Lynn Franco believes as the Conference Board Consumer Research Center director that people do not seem to mind the drop in paycheck amount anymore. At first, it was a big shock, but now people do not seem to care.
Unless Congress and the White House can make another decision soon, American customers will have to struggle with $85 billion in spending cuts on the first of March. That is another thing that Americans have to worry about, and it is almost here.
Other report showed sequester
The country will be impacted negatively by the issue, according to 62 percent of Americans in a Pew Research study. The separate report suggests that not everyone agrees.
According to the report, only 25 percent of respondents are actually following the issue to see what takes place.

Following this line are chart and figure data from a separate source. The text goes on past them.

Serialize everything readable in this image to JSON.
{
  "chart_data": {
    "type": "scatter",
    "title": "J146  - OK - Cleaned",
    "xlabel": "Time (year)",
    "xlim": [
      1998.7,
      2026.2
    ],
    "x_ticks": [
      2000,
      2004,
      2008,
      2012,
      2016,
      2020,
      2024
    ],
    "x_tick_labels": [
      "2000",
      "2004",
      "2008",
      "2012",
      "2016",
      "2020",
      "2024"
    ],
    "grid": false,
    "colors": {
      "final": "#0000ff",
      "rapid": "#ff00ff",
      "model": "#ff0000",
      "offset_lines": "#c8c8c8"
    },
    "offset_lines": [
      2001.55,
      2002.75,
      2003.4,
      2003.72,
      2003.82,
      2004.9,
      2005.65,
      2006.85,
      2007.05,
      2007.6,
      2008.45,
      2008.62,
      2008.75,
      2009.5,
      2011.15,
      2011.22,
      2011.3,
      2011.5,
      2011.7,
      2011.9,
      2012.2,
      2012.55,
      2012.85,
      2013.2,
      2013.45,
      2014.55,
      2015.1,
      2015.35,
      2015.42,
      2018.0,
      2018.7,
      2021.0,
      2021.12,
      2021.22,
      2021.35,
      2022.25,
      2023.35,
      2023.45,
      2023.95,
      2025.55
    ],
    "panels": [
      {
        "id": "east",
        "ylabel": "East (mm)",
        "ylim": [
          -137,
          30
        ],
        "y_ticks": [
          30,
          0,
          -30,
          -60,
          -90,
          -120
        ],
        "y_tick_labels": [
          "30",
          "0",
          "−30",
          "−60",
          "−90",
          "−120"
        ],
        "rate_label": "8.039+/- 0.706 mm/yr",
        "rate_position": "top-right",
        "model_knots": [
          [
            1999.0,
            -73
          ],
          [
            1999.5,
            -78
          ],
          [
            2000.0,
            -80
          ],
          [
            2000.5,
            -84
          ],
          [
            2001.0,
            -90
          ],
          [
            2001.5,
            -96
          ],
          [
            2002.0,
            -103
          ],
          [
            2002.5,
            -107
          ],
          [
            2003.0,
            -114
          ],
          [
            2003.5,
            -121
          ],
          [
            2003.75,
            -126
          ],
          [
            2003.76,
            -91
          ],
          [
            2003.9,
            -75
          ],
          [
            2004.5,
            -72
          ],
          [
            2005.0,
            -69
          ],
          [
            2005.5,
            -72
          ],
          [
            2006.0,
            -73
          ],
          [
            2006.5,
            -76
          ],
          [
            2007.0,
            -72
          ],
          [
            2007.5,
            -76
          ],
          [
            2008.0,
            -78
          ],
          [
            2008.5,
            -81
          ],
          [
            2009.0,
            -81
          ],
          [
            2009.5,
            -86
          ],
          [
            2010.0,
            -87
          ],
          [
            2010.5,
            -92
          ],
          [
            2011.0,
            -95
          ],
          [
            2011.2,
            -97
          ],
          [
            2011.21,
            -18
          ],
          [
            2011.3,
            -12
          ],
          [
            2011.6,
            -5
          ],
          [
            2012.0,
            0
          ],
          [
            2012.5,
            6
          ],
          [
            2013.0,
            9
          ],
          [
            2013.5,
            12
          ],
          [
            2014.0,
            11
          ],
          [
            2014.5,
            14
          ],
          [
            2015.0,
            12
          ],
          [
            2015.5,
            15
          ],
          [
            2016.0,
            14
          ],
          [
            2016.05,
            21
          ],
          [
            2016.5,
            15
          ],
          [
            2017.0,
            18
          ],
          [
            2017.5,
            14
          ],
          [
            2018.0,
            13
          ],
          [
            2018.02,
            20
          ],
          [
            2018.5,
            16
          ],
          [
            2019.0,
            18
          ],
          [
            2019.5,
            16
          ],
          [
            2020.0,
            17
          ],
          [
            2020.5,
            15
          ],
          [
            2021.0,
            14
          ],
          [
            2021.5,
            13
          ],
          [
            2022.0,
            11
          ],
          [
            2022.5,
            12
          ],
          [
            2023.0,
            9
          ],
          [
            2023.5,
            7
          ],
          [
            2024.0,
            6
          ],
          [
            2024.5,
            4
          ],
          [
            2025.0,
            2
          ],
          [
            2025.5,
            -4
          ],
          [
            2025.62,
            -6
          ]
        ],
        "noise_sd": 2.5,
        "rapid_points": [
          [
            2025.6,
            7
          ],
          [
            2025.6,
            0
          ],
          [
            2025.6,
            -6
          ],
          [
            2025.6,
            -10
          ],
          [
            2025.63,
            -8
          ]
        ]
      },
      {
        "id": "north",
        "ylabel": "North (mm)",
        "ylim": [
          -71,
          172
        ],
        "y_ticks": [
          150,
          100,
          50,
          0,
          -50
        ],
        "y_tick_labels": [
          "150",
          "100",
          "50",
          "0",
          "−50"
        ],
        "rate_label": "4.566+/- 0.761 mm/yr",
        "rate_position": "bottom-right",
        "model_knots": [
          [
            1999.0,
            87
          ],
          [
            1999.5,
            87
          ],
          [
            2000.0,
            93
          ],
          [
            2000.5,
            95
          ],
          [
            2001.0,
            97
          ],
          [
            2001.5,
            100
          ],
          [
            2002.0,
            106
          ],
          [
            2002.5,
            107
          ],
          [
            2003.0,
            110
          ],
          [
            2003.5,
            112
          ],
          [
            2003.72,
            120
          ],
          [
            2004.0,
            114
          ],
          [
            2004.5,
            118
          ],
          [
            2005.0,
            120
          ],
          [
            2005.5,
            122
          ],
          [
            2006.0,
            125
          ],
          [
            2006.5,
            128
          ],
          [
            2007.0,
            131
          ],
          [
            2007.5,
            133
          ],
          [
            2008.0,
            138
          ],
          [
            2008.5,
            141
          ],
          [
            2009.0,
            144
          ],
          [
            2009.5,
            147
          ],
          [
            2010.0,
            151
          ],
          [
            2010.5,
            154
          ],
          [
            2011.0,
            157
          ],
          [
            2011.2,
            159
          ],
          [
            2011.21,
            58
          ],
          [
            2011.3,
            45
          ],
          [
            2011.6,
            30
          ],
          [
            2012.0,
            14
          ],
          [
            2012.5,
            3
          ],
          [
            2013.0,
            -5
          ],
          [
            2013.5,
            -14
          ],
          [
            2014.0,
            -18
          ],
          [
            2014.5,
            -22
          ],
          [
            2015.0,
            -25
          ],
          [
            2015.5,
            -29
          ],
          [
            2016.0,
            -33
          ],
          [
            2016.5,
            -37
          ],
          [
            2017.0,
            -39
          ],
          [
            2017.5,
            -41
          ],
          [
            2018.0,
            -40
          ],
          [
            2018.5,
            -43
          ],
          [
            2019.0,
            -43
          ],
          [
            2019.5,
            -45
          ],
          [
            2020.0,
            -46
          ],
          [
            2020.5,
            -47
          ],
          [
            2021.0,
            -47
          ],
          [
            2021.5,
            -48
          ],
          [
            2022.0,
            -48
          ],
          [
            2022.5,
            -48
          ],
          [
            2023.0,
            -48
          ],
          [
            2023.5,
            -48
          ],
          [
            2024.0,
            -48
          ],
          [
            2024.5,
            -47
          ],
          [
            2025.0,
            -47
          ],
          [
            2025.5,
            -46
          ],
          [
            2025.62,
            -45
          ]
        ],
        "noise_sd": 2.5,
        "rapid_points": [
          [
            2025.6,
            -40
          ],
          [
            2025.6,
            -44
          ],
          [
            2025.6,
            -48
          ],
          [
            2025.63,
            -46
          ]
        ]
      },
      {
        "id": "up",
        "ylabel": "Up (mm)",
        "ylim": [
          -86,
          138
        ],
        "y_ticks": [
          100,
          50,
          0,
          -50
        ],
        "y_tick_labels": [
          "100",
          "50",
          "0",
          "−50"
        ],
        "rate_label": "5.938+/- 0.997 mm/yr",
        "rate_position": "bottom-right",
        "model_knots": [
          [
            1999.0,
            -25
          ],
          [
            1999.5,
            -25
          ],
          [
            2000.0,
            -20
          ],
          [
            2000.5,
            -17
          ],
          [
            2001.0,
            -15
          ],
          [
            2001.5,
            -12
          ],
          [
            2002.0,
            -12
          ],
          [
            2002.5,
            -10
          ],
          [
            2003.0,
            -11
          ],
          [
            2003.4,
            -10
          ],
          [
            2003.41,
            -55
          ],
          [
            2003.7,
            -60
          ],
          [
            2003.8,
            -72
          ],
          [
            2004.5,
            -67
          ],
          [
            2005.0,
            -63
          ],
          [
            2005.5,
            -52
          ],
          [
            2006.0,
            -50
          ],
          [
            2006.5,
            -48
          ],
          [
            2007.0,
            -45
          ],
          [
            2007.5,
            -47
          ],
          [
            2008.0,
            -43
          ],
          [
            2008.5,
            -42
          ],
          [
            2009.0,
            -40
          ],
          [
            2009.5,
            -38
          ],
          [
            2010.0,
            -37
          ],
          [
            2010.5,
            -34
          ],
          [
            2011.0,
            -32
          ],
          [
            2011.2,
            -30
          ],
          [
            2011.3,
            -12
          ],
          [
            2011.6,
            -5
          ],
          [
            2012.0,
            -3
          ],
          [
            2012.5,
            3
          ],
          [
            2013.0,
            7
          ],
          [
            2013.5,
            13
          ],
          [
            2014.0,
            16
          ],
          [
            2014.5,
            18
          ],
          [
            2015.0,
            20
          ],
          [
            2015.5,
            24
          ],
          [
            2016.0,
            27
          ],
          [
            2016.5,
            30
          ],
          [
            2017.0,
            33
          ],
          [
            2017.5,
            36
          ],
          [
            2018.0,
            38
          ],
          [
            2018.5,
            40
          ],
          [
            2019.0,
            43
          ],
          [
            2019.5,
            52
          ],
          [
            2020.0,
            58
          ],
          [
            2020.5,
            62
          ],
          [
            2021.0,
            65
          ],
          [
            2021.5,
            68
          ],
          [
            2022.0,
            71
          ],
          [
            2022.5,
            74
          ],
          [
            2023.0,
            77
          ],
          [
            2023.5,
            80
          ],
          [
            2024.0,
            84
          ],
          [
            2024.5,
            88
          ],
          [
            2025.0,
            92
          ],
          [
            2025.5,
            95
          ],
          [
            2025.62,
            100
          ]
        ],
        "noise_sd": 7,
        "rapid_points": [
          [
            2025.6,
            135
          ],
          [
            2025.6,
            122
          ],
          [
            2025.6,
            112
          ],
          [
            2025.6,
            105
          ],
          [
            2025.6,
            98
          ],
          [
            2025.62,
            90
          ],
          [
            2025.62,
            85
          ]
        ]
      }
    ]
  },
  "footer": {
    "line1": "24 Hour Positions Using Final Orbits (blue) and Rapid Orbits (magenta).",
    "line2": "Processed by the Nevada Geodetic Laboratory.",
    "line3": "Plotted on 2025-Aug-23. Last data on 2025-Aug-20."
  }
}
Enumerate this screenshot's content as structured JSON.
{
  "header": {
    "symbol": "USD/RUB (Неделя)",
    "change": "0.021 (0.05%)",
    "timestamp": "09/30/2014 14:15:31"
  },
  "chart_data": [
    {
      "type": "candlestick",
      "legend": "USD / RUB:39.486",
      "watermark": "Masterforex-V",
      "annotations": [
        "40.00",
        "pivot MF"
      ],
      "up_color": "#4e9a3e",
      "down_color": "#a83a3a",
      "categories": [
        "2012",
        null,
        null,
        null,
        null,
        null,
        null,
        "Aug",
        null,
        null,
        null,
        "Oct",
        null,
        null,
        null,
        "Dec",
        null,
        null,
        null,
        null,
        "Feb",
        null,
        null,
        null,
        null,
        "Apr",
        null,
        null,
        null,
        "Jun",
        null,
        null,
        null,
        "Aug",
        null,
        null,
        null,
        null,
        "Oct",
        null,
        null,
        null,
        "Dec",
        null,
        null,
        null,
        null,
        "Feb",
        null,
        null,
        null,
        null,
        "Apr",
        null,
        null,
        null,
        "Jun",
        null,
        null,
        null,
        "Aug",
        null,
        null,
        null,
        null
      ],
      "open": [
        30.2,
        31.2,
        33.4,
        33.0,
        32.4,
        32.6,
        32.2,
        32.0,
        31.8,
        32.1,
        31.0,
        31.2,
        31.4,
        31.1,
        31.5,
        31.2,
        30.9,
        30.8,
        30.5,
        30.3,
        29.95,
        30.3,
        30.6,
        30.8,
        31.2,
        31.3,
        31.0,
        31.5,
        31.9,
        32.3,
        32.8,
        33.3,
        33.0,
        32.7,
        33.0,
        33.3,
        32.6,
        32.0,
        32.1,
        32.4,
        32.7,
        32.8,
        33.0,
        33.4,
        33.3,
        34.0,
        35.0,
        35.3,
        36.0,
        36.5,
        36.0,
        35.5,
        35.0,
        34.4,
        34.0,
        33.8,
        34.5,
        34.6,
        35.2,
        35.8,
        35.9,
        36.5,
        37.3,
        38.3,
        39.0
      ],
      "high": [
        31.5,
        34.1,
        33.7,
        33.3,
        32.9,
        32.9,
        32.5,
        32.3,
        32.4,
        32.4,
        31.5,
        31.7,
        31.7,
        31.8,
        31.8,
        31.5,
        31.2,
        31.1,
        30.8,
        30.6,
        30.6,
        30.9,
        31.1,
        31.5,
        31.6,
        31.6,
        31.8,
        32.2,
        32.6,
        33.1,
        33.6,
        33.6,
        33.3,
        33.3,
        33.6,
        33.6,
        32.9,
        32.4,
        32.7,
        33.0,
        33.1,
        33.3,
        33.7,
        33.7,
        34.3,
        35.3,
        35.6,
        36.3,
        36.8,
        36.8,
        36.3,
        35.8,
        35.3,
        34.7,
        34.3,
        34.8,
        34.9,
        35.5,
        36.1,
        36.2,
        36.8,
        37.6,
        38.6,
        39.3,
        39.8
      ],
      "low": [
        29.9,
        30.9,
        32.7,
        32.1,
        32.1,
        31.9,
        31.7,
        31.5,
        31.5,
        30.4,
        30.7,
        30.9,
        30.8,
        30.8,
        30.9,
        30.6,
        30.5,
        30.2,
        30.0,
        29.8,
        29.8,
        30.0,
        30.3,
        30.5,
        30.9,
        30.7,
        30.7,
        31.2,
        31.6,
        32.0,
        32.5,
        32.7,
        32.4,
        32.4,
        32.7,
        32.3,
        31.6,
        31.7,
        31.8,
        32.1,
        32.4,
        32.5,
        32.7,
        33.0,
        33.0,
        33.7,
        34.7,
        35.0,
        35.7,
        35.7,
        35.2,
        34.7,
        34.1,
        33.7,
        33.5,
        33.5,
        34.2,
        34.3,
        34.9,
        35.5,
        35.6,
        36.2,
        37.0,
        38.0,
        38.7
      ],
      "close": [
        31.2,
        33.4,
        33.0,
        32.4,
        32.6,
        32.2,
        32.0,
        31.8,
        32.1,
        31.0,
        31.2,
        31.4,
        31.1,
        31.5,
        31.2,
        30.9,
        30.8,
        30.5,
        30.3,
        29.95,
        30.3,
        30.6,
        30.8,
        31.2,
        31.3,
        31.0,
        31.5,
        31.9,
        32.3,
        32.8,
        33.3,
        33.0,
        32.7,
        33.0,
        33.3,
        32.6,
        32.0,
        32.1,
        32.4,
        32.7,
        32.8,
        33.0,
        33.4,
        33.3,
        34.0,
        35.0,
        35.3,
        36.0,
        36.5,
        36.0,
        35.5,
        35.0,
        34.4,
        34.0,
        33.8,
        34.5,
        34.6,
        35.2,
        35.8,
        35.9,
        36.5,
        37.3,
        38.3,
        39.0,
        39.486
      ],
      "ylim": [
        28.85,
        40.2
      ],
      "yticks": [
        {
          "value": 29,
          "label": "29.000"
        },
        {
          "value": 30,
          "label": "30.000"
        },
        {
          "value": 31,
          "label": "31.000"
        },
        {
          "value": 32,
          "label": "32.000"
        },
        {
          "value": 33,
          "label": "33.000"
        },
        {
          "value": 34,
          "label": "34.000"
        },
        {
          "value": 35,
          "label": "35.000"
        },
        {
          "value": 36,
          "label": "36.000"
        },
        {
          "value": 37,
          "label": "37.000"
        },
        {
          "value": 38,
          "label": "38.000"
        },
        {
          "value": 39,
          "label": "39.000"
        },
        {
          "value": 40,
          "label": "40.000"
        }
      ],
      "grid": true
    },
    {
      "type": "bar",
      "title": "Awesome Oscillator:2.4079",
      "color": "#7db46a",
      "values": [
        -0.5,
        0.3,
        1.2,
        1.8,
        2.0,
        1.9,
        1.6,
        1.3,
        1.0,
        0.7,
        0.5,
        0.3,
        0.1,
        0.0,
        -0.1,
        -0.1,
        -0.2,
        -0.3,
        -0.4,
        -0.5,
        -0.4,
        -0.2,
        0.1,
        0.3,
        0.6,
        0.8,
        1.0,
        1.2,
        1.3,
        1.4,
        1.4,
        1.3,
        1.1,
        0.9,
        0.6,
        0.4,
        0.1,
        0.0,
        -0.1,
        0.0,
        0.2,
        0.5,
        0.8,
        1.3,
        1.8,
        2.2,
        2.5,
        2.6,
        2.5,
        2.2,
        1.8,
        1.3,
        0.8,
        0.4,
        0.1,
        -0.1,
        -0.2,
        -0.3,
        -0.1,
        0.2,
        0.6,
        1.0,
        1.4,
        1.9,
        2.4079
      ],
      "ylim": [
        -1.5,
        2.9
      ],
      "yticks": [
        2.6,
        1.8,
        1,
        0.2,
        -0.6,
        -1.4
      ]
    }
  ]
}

All consumers fight about it
So consumer confidence is up. But at the same time, most Americans feel the issue will impact the economic climate for the worse in a significant way. The reports seem to be at odds.
But what does this schizophrenic information really mean? Those polls are unreliable? That people are uninformed and do not know what they want? But perhaps even more so it illustrates that these are insane times, evoking a crazy response.
The issues never get resolved and are just avoided until the deadline approaches. The economy really does depend on how these issues are resolved right at the very end.
The country really should not be run this way. In fact, the CFPB would fine a business that ran in that manner.
Sources
Daily Finance
ABC
Pew Research
Financial doubt shown by colliding reports
Blog entry posted by Paula Young, Apr 4, 2014.